The Autobiography of an Ex-Colored Man

The Autobiography of an Ex-Colored Man Ragtime

Ragtime is considered the first completely American form of music. It became popular during the end of the 19th century and at the beginning of the 20th century, paving the way for jazz. Its name derives from its “ragged”, syncopated rhythm. The Library of Congress gives the specific definition as: “Ragtime -- A genre of musical composition for the piano, generally in duple meter and containing a highly syncopated treble lead over a rhythmically steady bass. A ragtime composition is usually composed three or four contrasting sections or strains, each one being 16 or 32 measures in length.” Its upbeat and energetic rhythms make it ideal for dancing.

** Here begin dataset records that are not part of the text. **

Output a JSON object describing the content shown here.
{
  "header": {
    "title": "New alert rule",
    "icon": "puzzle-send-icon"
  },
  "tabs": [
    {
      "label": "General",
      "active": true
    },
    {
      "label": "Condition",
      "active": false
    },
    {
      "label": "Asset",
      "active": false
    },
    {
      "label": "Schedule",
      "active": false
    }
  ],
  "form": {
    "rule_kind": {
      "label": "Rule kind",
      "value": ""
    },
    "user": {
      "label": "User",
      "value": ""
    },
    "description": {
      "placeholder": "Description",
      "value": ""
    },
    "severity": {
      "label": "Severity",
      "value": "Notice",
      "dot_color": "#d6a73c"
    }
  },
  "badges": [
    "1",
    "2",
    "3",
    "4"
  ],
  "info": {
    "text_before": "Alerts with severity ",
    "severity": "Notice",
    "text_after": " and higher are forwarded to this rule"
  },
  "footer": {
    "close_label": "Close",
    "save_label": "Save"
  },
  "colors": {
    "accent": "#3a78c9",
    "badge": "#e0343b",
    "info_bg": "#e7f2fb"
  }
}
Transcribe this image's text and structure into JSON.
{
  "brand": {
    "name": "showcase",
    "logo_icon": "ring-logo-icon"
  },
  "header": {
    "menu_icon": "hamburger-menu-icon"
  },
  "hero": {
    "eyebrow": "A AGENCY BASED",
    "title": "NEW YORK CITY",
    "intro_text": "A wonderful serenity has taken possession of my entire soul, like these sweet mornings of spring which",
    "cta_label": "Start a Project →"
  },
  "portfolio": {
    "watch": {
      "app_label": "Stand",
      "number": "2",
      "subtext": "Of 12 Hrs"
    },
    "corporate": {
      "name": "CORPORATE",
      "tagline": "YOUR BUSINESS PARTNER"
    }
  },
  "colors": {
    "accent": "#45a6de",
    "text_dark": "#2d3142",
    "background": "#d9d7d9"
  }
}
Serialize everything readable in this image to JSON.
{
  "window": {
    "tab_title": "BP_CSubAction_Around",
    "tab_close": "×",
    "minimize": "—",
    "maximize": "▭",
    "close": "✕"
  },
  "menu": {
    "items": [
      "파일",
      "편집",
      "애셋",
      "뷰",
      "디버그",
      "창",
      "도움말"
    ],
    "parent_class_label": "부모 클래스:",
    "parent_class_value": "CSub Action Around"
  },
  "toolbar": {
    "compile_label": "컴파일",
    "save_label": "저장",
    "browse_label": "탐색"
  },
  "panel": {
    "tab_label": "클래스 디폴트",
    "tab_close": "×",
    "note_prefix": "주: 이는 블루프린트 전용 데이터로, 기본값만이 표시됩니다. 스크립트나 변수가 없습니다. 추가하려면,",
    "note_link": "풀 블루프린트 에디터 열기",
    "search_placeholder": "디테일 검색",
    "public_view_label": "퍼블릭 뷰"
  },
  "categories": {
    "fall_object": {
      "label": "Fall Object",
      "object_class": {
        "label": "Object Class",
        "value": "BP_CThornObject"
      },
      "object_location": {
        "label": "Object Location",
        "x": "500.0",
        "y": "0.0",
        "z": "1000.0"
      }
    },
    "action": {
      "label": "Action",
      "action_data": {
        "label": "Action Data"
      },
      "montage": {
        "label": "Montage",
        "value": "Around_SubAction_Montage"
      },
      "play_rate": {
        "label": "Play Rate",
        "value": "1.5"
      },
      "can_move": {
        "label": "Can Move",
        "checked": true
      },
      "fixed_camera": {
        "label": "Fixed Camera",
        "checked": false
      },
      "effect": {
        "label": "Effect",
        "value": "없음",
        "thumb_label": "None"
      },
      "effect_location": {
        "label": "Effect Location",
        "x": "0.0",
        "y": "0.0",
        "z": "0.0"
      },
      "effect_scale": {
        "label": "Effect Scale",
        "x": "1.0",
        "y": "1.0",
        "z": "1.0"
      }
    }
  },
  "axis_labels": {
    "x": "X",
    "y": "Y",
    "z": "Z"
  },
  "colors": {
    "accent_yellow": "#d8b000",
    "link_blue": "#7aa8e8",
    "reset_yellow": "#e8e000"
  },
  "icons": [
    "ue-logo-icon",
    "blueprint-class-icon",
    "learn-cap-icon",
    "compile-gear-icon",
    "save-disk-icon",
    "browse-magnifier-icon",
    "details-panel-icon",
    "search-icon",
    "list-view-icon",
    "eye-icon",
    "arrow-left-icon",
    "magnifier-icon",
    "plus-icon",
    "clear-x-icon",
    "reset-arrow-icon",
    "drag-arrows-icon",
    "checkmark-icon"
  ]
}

Ragtime was developed by African Americans in St. Louis, Missouri and New Orleans, Louisiana. St. Louis was a bustling cultural, social, and musical hub in the late 19th century. Ragtime evolved out of jigs and John Philip Sousa's marches, and was often played to accompany a cakewalk, a dance that emerged out of plantation slavery. One of the earliest ragtime musicians was Ernest Hogan, who supposedly coined the phrase “ragtime” and published two of the first sheet music rags. One of them was entitled “All Coons Look Alike to Me”, which has since been criticized for its racist and stereotypical portrayal of African Americans.

The 1893 Worlds Fair in Chicago introduced ragtime to the world. At the time, the term 'ragtime' was used to describe the “coon songs” of Hogan and others. Hogan's famous piece was performed in Chicago and garnered a great deal of attention. Ragtime continued to develop and is generally considered to have emerged in its mature form by 1897. A few years later, in 1889, Scott Joplin, the most well-known ragtime composer, published the immensely popular and influential “Maple Leaf Rag”. Classical ragtime, as exemplified by Joplin, was primarily a written endeavor and was disseminated through sheet music as opposed to live performances. Live performances were usually small-scale, in urban clubs or private residences.

There were also several discernible derivations of ragtime, including but not limited to: “folk ragtime,” which was performed on the banjo and mandolin; novelty piano, which emphasized speed and complexity and was developed by white composers; stride piano, a successor or at least a bridge between ragtime and jazz that was popularized by African American pianists; and the fox-trot, a dance fad. Several European composers, such as Claude Debussy and Igor Stravinsky, were influenced by ragtime and incorporated elements of it into their work.

Some of the most popular ragtime composers besides Scott Joplin were: Jelly Roll Morton, whose work is considered a bridge to jazz; Eubie Blake, who composed “Shuffle Along,” in 1921: The first Broadway musical entirely performed by African American talent; James Johnson; Joseph Lamb; and James Scott. Lamb and Scott, along with Joplin, were known as the “Big Three” of ragtime.

Ragtime faded as jazz grew more and more popular in the 1920s, and then it languished for several decades. It was rediscovered in the 1970s, when a compilation of Joplin’s work was published and one of his operas was revived. The movie “The Sting” used Joplin's music as part of its score, introducing ragtime to a whole new generation. E.L. Doctorow’s famous novel Ragtime was published in 1975 and was adapted into a Broadway musical in 1998.

Ragtime remains a triumph of American cultural expression and a testament to African American musicians' enduring contribution to American music. It is also evocative of America’s growing cultural independence in the 1910s and 1920s.